Customizing Datasets¶
You can use Lightning Transformers task on custom datasets by extending the base DataModule classes to implement your own data processing logic.
This is useful when you have specific data processing you’d like to apply when training/validating or testing using a task, or would like to modify how data is loaded/transformed for the model.
Currently we have examples for two tasks (one encoder, one encoder/decoder), more examples coming soon!
Language Modeling using Custom Data Processing¶
Below we show how to override data processing logic.
Extend the LanguageModelingDataModule
base class¶
The base data module can be used to modify this code, and follows a simple pattern. Internally the dataset is loaded via HuggingFace Datasets, which returns an Apache Arrow Parquet Dataset. This data format is easy to transform and modify using map functions, which you’ll see within the class.
class LanguageModelingDataModule(HFDataModule):
def process_data(self, dataset: Dataset, stage: Optional[str] = None) -> Dataset:
# `process_data` converting the dataset into features.
# The dataset is pre-loaded using `load_dataset`.
...
return dataset
@staticmethod
def tokenize_function(
examples,
tokenizer: Union[PreTrainedTokenizerBase],
text_column_name: str = None,
):
# tokenizes the data in a specific column using the AutoTokenizer,
# called by `process_data`
return tokenizer(examples[text_column_name])
@staticmethod
def convert_to_features(examples, block_size: int = None):
# `process_data` calls this function to convert samples in the dataset into features
...
@property
def collate_fn(self) -> Callable:
# `Describes how to collate the samples for the batch given to the model`
return default_data_collator
Extend LanguageModelingDataModule
, like this.
from lightning_transformers.task.nlp.language_modeling import LanguageModelingDataModule
class MyLanguageModelingDataModule(LanguageModelingDataModule):
...
Make any changes you’d like to the dataset processing via the hooks.
Below we have the pseudo code version to show where most of the changes happened within the hooks:
from functools import partial
from datasets import Dataset, Optional
from transformers import PreTrainedTokenizerBase
from lightning_transformers.task.nlp.language_modeling import LanguageModelingDataModule
class MyLanguageModelingDataModule(LanguageModelingDataModule):
def __init__(self, tokenizer: PreTrainedTokenizerBase, *args, **kwargs):
super().__init__(tokenizer, *args, **kwargs)

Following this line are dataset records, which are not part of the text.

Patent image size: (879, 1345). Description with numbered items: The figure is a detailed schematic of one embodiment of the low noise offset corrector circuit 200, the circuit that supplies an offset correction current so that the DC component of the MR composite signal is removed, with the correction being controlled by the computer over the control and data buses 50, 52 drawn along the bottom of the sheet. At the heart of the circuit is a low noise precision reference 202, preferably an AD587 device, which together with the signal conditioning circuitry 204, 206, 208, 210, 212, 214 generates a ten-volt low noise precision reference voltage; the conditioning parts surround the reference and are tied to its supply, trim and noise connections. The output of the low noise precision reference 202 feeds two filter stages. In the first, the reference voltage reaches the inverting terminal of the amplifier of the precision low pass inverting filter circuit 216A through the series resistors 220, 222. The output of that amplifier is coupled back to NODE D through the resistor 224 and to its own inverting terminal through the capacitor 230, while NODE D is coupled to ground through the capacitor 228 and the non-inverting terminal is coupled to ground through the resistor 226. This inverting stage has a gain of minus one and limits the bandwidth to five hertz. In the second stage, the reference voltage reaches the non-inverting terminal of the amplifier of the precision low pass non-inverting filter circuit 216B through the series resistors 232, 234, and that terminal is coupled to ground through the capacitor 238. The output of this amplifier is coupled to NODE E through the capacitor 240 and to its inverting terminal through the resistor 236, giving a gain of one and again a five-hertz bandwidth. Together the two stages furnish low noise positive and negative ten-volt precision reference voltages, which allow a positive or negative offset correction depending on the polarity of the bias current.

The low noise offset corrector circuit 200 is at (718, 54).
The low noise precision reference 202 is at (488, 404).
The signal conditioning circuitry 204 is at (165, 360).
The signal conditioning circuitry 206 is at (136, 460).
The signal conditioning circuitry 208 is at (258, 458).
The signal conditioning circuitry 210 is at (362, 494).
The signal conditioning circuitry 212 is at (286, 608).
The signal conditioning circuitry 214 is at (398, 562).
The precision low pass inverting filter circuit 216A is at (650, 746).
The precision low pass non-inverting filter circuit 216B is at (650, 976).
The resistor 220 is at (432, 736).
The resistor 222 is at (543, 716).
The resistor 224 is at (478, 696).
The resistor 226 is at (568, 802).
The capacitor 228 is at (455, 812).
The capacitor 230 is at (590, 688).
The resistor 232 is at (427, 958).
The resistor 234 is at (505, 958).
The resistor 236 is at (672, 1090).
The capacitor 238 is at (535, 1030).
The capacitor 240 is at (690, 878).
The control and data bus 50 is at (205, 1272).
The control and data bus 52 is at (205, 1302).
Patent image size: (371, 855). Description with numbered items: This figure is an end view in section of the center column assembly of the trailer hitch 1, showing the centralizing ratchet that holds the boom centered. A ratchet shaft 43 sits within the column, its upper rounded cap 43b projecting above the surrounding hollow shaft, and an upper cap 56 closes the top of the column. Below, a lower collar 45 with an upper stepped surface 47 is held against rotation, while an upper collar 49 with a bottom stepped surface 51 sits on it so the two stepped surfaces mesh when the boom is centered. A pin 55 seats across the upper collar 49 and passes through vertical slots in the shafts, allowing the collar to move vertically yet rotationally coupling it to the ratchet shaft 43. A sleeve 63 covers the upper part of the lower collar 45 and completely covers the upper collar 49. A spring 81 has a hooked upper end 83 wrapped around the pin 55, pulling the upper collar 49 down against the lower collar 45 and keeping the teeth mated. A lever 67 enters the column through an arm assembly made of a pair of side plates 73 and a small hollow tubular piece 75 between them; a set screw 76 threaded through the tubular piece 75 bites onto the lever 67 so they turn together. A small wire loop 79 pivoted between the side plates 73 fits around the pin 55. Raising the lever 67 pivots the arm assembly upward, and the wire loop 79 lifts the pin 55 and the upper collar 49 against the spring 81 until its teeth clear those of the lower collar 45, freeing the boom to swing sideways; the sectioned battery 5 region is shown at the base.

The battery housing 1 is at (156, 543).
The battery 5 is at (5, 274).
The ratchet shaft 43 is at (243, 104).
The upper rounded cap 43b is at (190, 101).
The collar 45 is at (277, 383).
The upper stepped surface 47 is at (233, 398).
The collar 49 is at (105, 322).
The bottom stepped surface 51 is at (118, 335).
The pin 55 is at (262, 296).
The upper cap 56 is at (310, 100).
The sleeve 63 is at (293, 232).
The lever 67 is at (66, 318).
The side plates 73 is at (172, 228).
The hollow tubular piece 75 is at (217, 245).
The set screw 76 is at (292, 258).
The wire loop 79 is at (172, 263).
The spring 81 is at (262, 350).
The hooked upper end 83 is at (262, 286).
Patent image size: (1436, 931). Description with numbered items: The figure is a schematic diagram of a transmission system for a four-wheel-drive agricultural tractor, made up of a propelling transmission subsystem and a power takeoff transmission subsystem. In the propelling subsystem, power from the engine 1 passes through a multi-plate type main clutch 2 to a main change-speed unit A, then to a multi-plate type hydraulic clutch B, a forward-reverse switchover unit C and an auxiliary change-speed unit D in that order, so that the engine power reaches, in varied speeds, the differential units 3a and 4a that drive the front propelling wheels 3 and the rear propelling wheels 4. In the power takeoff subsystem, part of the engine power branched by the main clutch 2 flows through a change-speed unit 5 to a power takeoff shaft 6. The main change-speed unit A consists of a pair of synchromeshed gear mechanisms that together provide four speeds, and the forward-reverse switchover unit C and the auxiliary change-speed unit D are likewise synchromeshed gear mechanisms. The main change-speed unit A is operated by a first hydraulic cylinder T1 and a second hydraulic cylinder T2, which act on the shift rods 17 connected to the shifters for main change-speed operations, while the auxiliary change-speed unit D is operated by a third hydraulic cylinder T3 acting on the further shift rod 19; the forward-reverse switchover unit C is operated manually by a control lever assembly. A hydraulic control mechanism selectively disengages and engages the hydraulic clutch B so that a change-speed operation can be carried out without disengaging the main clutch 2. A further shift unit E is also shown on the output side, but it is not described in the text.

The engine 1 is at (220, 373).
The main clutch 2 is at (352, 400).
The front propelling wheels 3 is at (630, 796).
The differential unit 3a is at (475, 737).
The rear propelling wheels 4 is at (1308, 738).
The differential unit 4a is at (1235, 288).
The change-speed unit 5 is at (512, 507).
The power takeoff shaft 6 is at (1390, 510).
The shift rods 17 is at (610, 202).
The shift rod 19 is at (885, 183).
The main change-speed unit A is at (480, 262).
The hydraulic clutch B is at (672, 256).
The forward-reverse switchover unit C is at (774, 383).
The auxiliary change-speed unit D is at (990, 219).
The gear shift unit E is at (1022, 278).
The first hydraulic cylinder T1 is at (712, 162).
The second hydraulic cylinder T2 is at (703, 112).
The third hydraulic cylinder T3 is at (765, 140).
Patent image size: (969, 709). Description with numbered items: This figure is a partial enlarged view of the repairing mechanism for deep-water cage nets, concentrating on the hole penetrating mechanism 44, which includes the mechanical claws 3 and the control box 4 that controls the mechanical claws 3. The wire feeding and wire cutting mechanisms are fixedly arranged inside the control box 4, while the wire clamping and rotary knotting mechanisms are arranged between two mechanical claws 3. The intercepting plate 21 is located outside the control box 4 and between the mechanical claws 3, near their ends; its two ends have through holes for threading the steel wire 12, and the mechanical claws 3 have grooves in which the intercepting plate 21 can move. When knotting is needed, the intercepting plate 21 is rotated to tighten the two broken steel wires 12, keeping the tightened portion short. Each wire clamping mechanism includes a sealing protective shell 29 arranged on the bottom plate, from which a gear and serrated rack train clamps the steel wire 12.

self.tokenized_condition_term = tokenizer("This is a story: ")
def process_data(self, dataset: Dataset, stage: Optional[str] = None) -> Dataset:
...
# Pass in our additional condition term when converting to features
convert_to_features = partial(
self.convert_to_features,
block_size=self.effective_block_size,
tokenized_condition_term=self.tokenized_condition_term
)
...
return dataset
@staticmethod
def convert_to_features(examples, block_size: int, **kwargs):
# Our argument is passed in via kwargs
tokenized_condition_term = kwargs['tokenized_condition_term']
...
# Add the term to the tokenized blocks of text
result = {
k: [tokenized_condition_term + t[i:i + block_size] for i in range(0, total_length, block_size)]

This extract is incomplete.